WASHINGTON, mercredi 27 mai 2026 (RHINEWS)-Les États-Unis auraient perdu leur confiance politique envers le secrétaire général de Organisation des États américains, Albert Ramdin, et mèneraient des discussions diplomatiques afin de réunir suffisamment de soutiens régionaux pour provoquer son départ, a rapporté le média argentin Infobae.
Selon cette publication, la crise aurait éclaté après une rencontre tendue tenue le 21 mai entre Albert Ramdin et l’ambassadeur américain auprès de l’OEA, Lee Rizzuto. La réunion aurait suivi la publication, le 19 mai, d’un mémorandum interne attribué à l’administration du président Donald Trump, évoquant des soupçons d’irrégularités comptables dans la gestion budgétaire de l’organisation.
Le document cité par Infobae affirme que l’OEA serait confrontée à « un scandale qui ressemble moins à un registre diplomatique qu’à un récit édifiant de népotisme, d’imprudence budgétaire et de mépris manifeste envers les États membres ». Le mémorandum met notamment en cause la promotion de Xaviera Jessurun au poste de directrice de cabinet.
Toujours selon Infobae, Xaviera Jessurun ferait l’objet d’une enquête judiciaire au Suriname pour des accusations présumées de corruption, fraude et blanchiment d’argent. Le média affirme qu’Albert Ramdin aurait néanmoins maintenu son soutien à sa collaboratrice.
Le compte rendu publié par Infobae indique que les échanges entre Ramdin et Rizzuto auraient duré une vingtaine de minutes et dépassé les usages diplomatiques habituels. Le secrétaire général aurait notamment invoqué ses relations supposées avec le secrétaire d’État américain Marco Rubio, sans parvenir, selon le média, à dissiper les préoccupations de Washington.

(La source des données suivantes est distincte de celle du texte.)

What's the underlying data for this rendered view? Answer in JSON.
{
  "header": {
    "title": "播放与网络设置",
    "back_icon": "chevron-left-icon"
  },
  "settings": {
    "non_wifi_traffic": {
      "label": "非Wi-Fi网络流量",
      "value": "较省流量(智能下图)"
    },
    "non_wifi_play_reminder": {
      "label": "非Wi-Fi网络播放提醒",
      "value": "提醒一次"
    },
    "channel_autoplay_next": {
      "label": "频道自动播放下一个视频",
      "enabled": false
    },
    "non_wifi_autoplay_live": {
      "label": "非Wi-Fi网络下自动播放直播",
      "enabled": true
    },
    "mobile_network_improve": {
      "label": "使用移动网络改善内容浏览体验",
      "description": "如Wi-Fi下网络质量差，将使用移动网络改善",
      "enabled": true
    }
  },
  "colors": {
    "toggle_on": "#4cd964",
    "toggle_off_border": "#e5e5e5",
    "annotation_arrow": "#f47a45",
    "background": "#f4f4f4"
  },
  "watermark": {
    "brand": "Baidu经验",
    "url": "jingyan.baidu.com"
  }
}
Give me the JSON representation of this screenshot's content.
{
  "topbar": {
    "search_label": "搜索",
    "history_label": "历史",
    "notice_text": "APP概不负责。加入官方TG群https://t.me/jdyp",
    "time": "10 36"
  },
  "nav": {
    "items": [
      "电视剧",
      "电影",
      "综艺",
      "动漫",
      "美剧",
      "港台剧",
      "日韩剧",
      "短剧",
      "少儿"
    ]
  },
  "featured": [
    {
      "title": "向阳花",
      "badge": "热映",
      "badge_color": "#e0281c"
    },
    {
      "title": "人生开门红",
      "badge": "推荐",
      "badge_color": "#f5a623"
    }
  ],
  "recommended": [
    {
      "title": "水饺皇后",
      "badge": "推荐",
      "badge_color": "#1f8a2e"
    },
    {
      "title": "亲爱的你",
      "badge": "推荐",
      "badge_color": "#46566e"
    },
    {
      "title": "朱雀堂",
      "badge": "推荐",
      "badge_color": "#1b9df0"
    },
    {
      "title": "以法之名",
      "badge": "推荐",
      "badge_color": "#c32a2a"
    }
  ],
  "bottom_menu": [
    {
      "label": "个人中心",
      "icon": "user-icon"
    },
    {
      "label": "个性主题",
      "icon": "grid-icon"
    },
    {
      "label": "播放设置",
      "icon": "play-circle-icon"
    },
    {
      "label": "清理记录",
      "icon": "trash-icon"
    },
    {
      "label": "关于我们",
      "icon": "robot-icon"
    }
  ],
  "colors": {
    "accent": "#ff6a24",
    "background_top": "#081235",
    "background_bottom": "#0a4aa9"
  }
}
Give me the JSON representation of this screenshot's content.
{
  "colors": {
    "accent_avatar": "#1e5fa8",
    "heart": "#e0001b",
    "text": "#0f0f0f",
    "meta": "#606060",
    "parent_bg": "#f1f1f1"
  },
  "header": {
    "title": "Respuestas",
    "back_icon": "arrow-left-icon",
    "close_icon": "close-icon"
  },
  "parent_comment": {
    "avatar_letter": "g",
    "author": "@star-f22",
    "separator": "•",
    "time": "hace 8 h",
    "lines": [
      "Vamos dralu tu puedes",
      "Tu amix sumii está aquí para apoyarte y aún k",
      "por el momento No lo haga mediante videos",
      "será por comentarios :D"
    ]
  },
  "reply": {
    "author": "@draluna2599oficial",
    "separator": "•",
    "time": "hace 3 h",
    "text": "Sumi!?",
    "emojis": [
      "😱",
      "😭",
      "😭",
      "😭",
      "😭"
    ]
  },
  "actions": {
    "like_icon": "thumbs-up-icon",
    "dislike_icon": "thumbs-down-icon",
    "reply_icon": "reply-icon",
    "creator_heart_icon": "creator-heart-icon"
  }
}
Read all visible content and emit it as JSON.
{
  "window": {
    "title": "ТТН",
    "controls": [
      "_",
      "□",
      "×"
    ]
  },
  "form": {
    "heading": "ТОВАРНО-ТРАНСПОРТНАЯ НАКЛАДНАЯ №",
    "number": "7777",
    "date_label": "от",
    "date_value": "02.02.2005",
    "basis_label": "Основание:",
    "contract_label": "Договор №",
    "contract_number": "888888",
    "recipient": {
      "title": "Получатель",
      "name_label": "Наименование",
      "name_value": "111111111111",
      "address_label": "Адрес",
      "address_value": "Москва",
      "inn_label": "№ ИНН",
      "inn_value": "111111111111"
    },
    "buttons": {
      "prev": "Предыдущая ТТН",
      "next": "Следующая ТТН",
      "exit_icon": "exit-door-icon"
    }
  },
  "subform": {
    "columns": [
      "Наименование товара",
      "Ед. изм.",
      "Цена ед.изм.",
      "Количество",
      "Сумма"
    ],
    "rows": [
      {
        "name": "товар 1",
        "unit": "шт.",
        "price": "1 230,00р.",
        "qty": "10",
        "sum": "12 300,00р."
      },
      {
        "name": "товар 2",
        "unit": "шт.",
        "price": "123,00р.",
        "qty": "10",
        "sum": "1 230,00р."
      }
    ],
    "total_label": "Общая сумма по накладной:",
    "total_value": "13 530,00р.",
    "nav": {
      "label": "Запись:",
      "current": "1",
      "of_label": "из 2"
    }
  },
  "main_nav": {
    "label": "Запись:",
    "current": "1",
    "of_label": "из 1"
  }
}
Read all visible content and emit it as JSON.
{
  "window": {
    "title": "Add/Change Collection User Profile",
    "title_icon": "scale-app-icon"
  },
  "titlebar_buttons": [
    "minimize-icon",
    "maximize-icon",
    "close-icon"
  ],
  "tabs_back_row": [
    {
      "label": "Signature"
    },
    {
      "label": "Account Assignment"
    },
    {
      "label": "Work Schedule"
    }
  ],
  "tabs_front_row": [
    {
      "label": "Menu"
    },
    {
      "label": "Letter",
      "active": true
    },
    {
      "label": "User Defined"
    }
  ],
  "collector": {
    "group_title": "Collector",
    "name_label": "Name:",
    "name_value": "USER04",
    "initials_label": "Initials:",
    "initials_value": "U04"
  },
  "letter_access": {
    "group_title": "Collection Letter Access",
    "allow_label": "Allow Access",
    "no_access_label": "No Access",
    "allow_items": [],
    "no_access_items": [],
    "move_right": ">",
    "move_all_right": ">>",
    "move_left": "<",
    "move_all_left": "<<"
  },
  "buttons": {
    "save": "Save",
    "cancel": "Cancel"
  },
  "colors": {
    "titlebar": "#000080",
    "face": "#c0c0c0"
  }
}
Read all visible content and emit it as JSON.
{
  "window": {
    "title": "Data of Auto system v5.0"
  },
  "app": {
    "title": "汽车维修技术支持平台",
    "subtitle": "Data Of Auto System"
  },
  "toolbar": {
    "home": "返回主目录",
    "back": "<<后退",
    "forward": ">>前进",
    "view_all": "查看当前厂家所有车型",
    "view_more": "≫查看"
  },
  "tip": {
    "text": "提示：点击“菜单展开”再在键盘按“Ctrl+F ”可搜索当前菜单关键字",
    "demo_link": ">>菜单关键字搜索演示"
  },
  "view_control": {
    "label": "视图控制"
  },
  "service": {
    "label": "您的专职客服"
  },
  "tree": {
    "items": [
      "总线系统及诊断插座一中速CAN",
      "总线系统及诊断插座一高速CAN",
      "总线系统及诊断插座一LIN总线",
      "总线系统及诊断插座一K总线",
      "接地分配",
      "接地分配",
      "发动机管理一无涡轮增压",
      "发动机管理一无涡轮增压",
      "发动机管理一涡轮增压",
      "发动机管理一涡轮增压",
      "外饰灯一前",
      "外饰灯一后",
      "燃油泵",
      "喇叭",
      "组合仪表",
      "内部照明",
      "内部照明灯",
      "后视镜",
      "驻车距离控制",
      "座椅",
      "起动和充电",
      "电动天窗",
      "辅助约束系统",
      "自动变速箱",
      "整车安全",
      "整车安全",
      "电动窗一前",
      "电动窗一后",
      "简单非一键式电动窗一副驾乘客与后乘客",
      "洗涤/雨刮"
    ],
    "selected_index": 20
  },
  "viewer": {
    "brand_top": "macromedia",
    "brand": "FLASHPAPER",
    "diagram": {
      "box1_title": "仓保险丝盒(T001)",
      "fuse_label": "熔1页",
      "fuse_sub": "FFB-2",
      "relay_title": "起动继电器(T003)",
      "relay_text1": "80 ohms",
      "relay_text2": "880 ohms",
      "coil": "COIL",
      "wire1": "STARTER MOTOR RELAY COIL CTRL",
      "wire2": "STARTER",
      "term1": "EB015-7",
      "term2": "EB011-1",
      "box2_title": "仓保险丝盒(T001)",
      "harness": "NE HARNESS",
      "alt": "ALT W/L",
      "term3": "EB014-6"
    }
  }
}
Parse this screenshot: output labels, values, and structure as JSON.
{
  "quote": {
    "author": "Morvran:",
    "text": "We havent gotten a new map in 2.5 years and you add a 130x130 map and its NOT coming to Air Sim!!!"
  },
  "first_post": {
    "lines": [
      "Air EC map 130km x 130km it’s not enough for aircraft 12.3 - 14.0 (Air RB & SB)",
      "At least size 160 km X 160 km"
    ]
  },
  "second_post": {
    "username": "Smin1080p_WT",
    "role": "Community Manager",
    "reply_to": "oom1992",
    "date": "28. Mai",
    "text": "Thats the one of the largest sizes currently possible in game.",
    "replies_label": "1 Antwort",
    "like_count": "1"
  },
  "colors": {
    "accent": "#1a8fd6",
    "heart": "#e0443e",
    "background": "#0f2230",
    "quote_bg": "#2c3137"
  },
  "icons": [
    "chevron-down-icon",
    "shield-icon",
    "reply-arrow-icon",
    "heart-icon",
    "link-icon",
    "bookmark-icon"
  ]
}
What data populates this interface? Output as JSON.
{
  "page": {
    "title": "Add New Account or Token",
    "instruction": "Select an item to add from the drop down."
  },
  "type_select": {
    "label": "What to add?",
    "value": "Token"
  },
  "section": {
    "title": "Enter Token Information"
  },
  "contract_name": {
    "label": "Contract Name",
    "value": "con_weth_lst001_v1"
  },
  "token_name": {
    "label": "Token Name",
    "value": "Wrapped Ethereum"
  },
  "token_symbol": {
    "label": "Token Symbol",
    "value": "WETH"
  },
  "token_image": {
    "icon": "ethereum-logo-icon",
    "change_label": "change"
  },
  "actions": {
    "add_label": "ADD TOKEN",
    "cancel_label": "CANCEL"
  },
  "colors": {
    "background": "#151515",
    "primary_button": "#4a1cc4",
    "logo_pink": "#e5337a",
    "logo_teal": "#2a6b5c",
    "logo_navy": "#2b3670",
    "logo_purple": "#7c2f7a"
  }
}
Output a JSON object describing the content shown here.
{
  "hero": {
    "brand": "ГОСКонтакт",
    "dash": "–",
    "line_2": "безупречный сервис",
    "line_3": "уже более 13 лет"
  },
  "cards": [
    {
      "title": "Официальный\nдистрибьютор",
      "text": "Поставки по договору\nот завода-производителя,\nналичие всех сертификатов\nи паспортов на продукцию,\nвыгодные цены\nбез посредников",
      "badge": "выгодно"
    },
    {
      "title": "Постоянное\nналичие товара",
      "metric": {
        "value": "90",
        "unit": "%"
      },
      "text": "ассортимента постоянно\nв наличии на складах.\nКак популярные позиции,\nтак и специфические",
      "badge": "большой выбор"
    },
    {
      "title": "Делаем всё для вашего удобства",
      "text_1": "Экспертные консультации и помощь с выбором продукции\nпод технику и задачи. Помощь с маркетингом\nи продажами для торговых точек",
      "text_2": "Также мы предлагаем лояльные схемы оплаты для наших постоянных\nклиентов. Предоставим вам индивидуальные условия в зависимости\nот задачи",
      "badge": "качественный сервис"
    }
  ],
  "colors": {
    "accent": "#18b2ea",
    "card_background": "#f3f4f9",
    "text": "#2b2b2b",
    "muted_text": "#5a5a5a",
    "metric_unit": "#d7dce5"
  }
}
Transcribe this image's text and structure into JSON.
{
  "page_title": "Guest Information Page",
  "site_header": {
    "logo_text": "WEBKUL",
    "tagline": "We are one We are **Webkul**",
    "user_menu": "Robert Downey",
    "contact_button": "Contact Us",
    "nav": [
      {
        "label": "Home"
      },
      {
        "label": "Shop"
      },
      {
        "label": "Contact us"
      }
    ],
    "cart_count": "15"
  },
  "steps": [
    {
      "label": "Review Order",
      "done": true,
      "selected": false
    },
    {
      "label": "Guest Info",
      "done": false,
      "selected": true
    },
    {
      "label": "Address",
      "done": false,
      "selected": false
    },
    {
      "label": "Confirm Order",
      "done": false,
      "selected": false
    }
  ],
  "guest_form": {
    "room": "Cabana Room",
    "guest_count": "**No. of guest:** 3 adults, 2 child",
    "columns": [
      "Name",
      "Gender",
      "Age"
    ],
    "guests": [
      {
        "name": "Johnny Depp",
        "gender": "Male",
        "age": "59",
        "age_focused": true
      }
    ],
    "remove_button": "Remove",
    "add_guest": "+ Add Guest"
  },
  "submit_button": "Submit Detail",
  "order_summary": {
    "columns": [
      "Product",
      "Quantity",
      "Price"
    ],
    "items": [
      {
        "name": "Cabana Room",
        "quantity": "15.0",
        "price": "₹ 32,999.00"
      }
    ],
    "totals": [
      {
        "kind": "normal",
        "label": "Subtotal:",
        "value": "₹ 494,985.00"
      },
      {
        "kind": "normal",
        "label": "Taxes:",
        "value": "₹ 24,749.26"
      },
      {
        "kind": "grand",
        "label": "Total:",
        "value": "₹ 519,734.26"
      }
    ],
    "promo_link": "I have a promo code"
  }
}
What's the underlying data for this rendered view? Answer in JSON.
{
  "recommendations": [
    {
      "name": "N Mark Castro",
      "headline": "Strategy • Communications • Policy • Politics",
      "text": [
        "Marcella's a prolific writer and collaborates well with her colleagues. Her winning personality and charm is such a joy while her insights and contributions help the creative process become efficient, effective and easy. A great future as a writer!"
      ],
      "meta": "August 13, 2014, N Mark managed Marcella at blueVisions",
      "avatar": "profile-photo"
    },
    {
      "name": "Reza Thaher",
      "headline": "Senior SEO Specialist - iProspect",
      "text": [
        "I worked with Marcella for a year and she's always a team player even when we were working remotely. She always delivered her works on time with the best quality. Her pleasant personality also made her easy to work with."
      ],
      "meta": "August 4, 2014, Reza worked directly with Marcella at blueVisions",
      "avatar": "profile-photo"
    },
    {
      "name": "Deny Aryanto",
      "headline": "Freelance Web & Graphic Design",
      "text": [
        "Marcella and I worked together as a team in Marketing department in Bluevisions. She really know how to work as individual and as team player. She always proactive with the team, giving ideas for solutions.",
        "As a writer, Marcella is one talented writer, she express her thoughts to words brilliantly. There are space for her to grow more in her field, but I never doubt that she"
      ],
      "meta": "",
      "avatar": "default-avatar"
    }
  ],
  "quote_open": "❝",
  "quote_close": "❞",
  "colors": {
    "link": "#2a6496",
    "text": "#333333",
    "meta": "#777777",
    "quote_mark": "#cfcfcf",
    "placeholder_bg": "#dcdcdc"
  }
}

Après cette rencontre, Lee Rizzuto aurait publié un message dans un groupe WhatsApp réunissant les ambassadeurs accrédités auprès de l’OEA. Dans ce texte reproduit par Infobae, le diplomate américain évoque des « préoccupations urgentes » liées aux récentes actions du secrétaire général.
« Ce qui est le plus alarmant, c’est que, confronté à ces faits, le secrétaire général a déclaré avec arrogance qu’il “rend compte au secrétaire d’État des États-Unis” », affirme le message attribué à Rizzuto.
Le diplomate y critique également la promotion de la collaboratrice de Ramdin, évoquant une augmentation salariale importante et dénonçant une décision prise « malgré les demandes directes de plusieurs États membres » de suspendre cette nomination jusqu’à la clarification des procédures judiciaires en cours.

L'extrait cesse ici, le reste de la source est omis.